Cumhurbaşkanlığı’nın 2026 yılı programında yer alan ifadeler, emeklilik sisteminde büyük bir dönüşümün habercisi oldu. Programda, çalışanların daha uzun süre istihdamda kalmasını teşvik edecek ve mali yük oluşturmadan uygulanacak yeni bir aylık bağlama sistemi (ABO) üzerinde çalışıldığı belirtildi.
Emekli maaşının belirlenmesinde en kritik faktörlerden biri olan Aylık Bağlama Oranı (ABO), çalışanların prim gün sayısına ve çalıştıkları döneme göre maaş miktarını belirliyor.
Sosyal Güvenlik Uzmanı Emin Yılmaz, sistemin yıllar içinde çalışan aleyhine değiştiğini belirterek, “2000 öncesi dönemde ABO oranı en az yüzde 60’tı ve her 240 gün için yüzde 1 artış eklenebiliyordu. 2008 sonrası dönemde ise oran yüzde 2’ye sabitlendi” dedi.
Uzmanlara göre emekli maaşındaki düşüşün nedeni sadece ABO oranları değil. Primlerin yatırıldığı tutar da maaşı doğrudan etkiliyor.
Yılmaz, “Vasıfsız işe başlayan biri maaşını artırsa bile primleri hep asgari ücret üzerinden yatırılırsa, düşük ABO nedeniyle emekli maaşı da düşük olur” ifadelerini kullandı.
Yeni düzenleme ile uzun süre çalışanların daha yüksek maaş alması hedefleniyor.
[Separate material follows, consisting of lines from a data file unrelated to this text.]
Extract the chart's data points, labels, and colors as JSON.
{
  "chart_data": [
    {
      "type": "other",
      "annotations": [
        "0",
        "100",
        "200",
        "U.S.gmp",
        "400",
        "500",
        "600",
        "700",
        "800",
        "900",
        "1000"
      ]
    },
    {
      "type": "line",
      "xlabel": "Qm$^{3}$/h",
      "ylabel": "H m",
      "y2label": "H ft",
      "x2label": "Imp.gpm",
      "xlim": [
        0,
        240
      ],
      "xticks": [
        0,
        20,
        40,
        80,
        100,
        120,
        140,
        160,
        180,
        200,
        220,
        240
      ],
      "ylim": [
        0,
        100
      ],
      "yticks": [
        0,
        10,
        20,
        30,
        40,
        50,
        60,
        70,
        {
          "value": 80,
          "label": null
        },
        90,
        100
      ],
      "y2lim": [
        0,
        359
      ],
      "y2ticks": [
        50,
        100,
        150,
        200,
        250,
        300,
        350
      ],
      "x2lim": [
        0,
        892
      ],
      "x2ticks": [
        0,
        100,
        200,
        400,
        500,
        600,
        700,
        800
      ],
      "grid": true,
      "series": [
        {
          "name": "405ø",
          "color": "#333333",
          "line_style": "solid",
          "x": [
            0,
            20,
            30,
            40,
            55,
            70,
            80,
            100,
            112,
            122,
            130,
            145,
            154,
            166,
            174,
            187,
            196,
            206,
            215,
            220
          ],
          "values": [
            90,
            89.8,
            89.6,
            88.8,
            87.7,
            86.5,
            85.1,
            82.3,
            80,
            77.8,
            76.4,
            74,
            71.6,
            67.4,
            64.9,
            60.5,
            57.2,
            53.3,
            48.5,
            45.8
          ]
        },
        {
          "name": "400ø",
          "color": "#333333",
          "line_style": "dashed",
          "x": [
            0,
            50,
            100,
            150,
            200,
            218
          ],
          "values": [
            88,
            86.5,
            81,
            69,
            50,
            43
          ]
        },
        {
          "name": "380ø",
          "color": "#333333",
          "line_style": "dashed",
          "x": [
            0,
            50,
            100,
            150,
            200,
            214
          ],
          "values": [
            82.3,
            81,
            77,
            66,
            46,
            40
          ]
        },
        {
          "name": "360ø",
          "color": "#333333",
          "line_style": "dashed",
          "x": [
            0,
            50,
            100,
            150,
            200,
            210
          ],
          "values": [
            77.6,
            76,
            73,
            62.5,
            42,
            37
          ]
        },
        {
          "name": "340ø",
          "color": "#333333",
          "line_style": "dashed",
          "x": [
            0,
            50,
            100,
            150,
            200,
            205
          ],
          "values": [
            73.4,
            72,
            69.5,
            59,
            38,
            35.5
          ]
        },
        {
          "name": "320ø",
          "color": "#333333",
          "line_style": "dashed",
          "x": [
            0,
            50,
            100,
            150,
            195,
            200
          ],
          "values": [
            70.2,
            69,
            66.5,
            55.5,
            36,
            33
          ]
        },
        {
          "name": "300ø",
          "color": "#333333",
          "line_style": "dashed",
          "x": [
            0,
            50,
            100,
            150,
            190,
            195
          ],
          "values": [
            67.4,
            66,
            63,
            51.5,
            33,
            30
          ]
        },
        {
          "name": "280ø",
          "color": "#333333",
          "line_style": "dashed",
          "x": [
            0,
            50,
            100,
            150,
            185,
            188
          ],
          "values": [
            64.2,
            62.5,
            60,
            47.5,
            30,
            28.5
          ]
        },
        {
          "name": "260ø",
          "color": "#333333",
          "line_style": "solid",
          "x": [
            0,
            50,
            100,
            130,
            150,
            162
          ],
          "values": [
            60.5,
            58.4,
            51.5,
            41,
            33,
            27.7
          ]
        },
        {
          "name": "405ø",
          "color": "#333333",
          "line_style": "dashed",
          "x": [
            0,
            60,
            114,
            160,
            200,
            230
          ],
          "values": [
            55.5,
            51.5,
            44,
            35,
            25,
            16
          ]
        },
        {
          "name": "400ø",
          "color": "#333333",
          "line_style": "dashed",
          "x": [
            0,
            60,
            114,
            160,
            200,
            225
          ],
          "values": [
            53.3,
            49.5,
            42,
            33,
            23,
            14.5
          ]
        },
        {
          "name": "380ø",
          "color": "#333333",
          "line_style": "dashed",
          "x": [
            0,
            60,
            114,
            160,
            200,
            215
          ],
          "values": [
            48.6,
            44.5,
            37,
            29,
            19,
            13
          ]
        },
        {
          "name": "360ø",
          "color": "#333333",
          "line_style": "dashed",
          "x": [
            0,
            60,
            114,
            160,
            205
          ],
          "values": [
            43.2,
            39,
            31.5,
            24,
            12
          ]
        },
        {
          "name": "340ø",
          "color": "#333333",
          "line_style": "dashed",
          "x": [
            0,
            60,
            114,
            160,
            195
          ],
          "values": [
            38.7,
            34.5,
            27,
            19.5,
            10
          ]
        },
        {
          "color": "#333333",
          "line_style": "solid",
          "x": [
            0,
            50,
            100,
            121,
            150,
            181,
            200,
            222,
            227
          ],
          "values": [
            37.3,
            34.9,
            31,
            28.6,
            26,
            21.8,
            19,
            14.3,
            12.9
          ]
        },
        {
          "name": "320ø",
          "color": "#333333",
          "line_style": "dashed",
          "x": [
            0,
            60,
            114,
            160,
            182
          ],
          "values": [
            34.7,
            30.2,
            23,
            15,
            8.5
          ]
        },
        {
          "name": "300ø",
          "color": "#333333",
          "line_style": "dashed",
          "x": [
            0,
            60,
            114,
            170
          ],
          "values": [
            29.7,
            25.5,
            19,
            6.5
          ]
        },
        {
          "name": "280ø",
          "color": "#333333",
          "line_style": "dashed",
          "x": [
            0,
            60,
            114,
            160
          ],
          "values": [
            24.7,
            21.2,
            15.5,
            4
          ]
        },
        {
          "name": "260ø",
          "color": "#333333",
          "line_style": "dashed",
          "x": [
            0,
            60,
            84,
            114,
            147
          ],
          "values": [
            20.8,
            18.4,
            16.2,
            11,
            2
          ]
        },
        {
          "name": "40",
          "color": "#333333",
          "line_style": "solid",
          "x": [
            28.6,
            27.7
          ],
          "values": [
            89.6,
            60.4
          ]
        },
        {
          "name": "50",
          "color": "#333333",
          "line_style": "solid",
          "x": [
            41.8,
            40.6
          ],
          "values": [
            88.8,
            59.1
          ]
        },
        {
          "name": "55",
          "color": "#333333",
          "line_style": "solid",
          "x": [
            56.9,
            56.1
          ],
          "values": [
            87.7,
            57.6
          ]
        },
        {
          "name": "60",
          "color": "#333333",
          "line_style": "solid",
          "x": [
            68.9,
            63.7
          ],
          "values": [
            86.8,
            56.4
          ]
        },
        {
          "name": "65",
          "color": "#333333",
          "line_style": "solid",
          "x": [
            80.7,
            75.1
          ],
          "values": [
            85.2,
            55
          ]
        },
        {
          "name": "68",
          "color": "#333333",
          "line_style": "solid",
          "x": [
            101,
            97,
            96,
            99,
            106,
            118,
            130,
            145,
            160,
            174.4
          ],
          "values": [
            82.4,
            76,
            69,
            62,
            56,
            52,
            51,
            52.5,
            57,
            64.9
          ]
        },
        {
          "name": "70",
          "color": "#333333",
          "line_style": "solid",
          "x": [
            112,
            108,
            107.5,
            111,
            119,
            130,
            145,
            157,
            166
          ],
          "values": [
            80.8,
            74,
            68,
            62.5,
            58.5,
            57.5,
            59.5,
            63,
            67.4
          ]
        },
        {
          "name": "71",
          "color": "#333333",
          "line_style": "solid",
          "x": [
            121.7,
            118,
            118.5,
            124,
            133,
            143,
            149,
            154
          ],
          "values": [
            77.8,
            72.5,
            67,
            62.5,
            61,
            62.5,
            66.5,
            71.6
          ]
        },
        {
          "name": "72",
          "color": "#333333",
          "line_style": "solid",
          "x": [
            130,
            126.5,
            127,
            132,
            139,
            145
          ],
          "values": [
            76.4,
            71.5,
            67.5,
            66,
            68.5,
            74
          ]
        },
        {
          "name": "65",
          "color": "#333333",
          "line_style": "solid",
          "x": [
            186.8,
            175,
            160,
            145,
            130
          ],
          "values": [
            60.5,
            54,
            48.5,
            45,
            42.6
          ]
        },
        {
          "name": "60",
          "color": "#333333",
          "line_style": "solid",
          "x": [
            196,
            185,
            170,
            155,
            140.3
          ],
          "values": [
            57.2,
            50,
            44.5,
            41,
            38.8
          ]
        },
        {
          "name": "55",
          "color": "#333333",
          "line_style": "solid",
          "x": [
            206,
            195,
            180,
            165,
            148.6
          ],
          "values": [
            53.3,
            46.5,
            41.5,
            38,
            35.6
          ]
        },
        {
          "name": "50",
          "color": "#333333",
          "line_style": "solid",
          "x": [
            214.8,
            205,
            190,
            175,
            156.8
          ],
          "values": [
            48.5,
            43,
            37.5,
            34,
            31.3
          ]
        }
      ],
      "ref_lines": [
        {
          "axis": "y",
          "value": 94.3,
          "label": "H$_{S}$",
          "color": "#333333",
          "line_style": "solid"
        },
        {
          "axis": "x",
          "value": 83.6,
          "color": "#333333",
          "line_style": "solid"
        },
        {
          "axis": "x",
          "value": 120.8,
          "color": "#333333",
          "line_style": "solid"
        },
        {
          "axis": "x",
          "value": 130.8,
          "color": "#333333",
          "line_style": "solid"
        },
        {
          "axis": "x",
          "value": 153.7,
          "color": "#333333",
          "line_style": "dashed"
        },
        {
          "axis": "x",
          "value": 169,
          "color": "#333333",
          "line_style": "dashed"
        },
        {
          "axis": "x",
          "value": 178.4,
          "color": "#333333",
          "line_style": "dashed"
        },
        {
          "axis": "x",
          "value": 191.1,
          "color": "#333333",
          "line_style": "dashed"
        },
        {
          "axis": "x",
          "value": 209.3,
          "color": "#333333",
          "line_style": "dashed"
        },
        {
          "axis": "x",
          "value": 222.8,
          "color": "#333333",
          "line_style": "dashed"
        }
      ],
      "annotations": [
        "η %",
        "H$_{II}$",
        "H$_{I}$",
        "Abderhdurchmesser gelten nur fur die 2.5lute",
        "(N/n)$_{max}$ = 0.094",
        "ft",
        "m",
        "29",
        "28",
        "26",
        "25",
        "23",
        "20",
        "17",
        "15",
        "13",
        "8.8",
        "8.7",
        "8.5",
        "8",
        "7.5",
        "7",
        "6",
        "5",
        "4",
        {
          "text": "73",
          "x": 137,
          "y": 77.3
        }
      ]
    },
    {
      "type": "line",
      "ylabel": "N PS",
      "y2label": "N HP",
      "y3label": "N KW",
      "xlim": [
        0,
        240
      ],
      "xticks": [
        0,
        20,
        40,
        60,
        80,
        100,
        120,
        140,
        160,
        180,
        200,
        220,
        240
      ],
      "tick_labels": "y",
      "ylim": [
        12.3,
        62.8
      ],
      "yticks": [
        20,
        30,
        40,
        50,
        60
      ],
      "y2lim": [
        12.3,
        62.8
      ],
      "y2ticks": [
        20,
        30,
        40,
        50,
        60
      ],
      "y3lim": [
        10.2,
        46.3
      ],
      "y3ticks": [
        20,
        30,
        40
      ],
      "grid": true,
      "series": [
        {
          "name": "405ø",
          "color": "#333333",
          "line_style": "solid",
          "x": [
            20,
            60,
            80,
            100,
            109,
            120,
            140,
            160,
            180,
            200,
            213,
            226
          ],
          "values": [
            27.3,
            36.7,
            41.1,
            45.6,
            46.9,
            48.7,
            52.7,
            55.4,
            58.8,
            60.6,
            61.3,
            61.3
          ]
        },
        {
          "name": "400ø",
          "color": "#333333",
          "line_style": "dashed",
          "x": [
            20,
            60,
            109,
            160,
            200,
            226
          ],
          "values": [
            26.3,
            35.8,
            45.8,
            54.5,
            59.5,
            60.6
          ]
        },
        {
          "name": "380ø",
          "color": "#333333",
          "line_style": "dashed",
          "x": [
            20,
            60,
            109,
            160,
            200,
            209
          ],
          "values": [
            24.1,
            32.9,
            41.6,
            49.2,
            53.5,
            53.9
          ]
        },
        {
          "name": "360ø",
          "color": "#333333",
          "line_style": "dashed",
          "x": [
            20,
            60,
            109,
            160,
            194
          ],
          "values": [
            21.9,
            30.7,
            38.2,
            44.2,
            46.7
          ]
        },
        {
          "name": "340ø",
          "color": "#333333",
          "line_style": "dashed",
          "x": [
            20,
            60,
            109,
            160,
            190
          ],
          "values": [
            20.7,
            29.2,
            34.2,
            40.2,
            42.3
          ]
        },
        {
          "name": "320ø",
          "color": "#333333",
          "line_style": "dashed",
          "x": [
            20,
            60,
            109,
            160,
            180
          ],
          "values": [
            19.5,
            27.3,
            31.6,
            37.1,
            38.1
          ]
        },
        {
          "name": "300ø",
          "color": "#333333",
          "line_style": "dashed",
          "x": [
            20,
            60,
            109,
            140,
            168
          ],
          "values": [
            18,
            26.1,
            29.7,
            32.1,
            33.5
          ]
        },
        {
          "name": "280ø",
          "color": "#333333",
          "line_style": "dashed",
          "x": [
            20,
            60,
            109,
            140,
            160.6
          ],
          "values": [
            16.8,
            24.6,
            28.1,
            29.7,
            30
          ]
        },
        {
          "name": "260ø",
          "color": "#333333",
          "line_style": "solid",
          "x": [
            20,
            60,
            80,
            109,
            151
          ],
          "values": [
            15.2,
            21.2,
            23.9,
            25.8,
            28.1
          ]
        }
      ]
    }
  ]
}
Cumhurbaşkanlığı programında yer alan çalışmada, emeklilik sisteminin sürdürülebilirliğini güçlendirmek ve çalışma barışını korumak amaçlanıyor.
Yılmaz, mevcut sistemde 3.600 gün prim ödeyenle 9.000 gün prim ödeyen arasındaki maaş farkının sınırlı olduğuna dikkat çekerek, “Reformla bu farkın adil hale getirilmesi bekleniyor” değerlendirmesinde bulundu.
Öte yandan Meclis’te görüşülen torba yasa kapsamında, uzun vadeli sigorta kollarında işveren payının 1 puan artırılması ve asgari ücretin 7,5 katı olan prim kesintisi üst sınırının 9 kata çıkarılması planlanıyor.
Yeni sistemle birlikte emeklilik hesaplamalarında prim gün sayısı ve kazanç oranına dayalı daha adil ve sürdürülebilir bir modelin hayata geçirilmesi hedefleniyor.